Suriye ... Demir ve Kerim’in kaldıkları otelin lobisi... Haydar’ın Suriye’deki ilişkileri sayesinde, Zafer’in gidebileceği birkaç adres Demir ve Kerim’in eline ulaşıyor... vakit kazanmak için iki ayrı koldan araştırmayı sürdürmeye karar veriyorlar... Demir’in kendini toplaması, canlanması lazım... aslında onları bulacaklarını biliyorlar ama asıl mesele başka... işin bundan sonrası çok daha zor... Asi ve Asya’yı bulup ne yapacaklar? Mesele bu? Kerim çok doğal bir çıkarımda bulunuyor, Asi’yi tanıyan biri olarak... “Ne yaptın? Asi’nin üzerine çok mu gittin?” ... Demir hiç bir şey yapmadığını, tek derdinin kızıyla vakit geçirmek olduğunu söylüyor ... Asi’nin “Şimdilik çok erken... ısrar etmezsen sevinirim.... sana göndermeye hazır değilim... anlamıyor musun?” sözlerini duymamayı seçiyor... Ziya’nın “Onu korkutuyorsun” uyarılarına inanmamayı tercih ediyor... Kerim, Asi’nin ondan daha zor durumda olduğunu söylerek ikaz etmeye çalışıyor Demir’i... Asi’nin “Çocuğuna el koyacağını sanıyor” olması ise Demir’i gülümseten., yüzüne ‘hadi canım sende’ ifadesini yerleştiren, uzak bir ihtimal. Kerim’in “Belki sevgisini bile paylaşmak istemiyor” diye önemsemezce sarfettiği sözler dikkatimi çekiyor ve o an Demir’in gözlerine bakıyorum... seyrediyorum... ilk kez... ikinci kez... üçüncü kez... ve sonraları... görmek istediğim bu değil ama gözlemlediğim Demir’in o an Asi’nin kızına düşkünlüğünü bile kıskanıyor olması... o tılsımda... iki kişilik aşkta, herkes bir noktanın ötesinde yabancı... Asi sadece ona tutkuyla bakmalı... Demir’in Asi’nin karşısına bir anda çıkışıyla, Asi neye uğradığını bilemedi... Demir’in beş sene sonraki varlığına alışmalı... Demir’inde kızlarının varlığına... herşeyi o kadar hızlı yaşıyorlarki, kendilerini tahlile zaman kalmadı...
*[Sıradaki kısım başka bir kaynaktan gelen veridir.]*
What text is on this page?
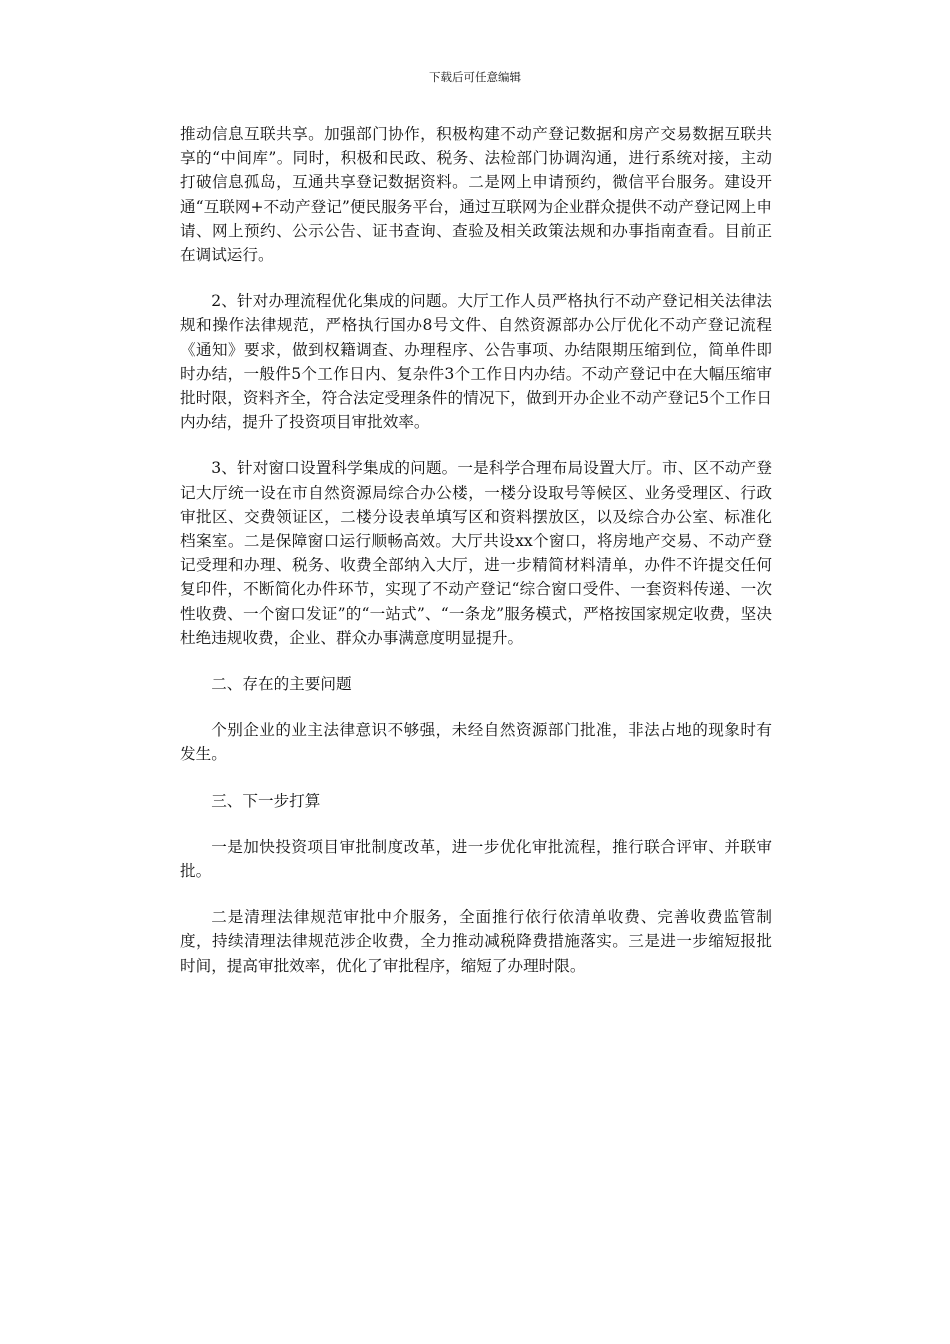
下载后可任意编辑

推动信息互联共享。加强部门协作，积极构建不动产登记数据和房产交易数据互联共享的“中间库”。同时，积极和民政、税务、法检部门协调沟通，进行系统对接，主动打破信息孤岛，互通共享登记数据资料。二是网上申请预约，微信平台服务。建设开通“互联网+不动产登记”便民服务平台，通过互联网为企业群众提供不动产登记网上申请、网上预约、公示公告、证书查询、查验及相关政策法规和办事指南查看。目前正在调试运行。

2、针对办理流程优化集成的问题。大厅工作人员严格执行不动产登记相关法律法规和操作法律规范，严格执行国办8号文件、自然资源部办公厅优化不动产登记流程《通知》要求，做到权籍调查、办理程序、公告事项、办结限期压缩到位，简单件即时办结，一般件5个工作日内、复杂件3个工作日内办结。不动产登记中在大幅压缩审批时限，资料齐全，符合法定受理条件的情况下，做到开办企业不动产登记5个工作日内办结，提升了投资项目审批效率。

3、针对窗口设置科学集成的问题。一是科学合理布局设置大厅。市、区不动产登记大厅统一设在市自然资源局综合办公楼，一楼分设取号等候区、业务受理区、行政审批区、交费领证区，二楼分设表单填写区和资料摆放区，以及综合办公室、标准化档案室。二是保障窗口运行顺畅高效。大厅共设xx个窗口，将房地产交易、不动产登记受理和办理、税务、收费全部纳入大厅，进一步精简材料清单，办件不许提交任何复印件，不断简化办件环节，实现了不动产登记“综合窗口受件、一套资料传递、一次性收费、一个窗口发证”的“一站式”、“一条龙”服务模式，严格按国家规定收费，坚决杜绝违规收费，企业、群众办事满意度明显提升。

二、存在的主要问题

个别企业的业主法律意识不够强，未经自然资源部门批准，非法占地的现象时有发生。

三、下一步打算

一是加快投资项目审批制度改革，进一步优化审批流程，推行联合评审、并联审批。

二是清理法律规范审批中介服务，全面推行依行依清单收费、完善收费监管制度，持续清理法律规范涉企收费，全力推动减税降费措施落实。三是进一步缩短报批时间，提高审批效率，优化了审批程序，缩短了办理时限。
Kerim uyarıyor dostunu “Yavaş Demir... acele etme... bundan sonra sakin ve kontrollü olmalısın”... Bende soruyorum kendime, neden diye... Neden Demir, Asi ve Asya’nın peşine düştü... Asi’yi geri döneceğini bilecek kadar tanımıyor mu?.. Tanıyor elbet... ama bir avcı içgüdüsü var Demir’de ... gidip bulmak zorunda... bekleyemez. “Ben, istediğim an sana ulaşabilirim... boyun eğdirebilir, diz çöktürebilirim... sen benimsin... benden kaçamazsın” ı Asi’ye göstermek... gücünü hissettirmek zorunda... Antakya’ya ilk gelişinde geçmişin beslediği nefretiyle, dinmeyen öfkesiyle Demir’deydi bu avcı ruh... şimdiyse Asi ve Asya’ya ulaşamayışının gün yüzüne çıkardığı sabırsızlıkla, kızgınlıkla... İçindeki kendinden büyük... Asi’yi ondan daha çok seven zorba... Demir’le savaşan, Asi’ye zarar vermesinden korktuğu güç... o hırçın ikinci kişi... Avcı orada artık. Taaa ki aşkı onu silkeleyene ve Asi’ye zarar veriyor olduğunu kendi idrak edene kadar da orada kalacak... gitmeyecek. Onunla sadece ama sadece Demir başaçıkacak.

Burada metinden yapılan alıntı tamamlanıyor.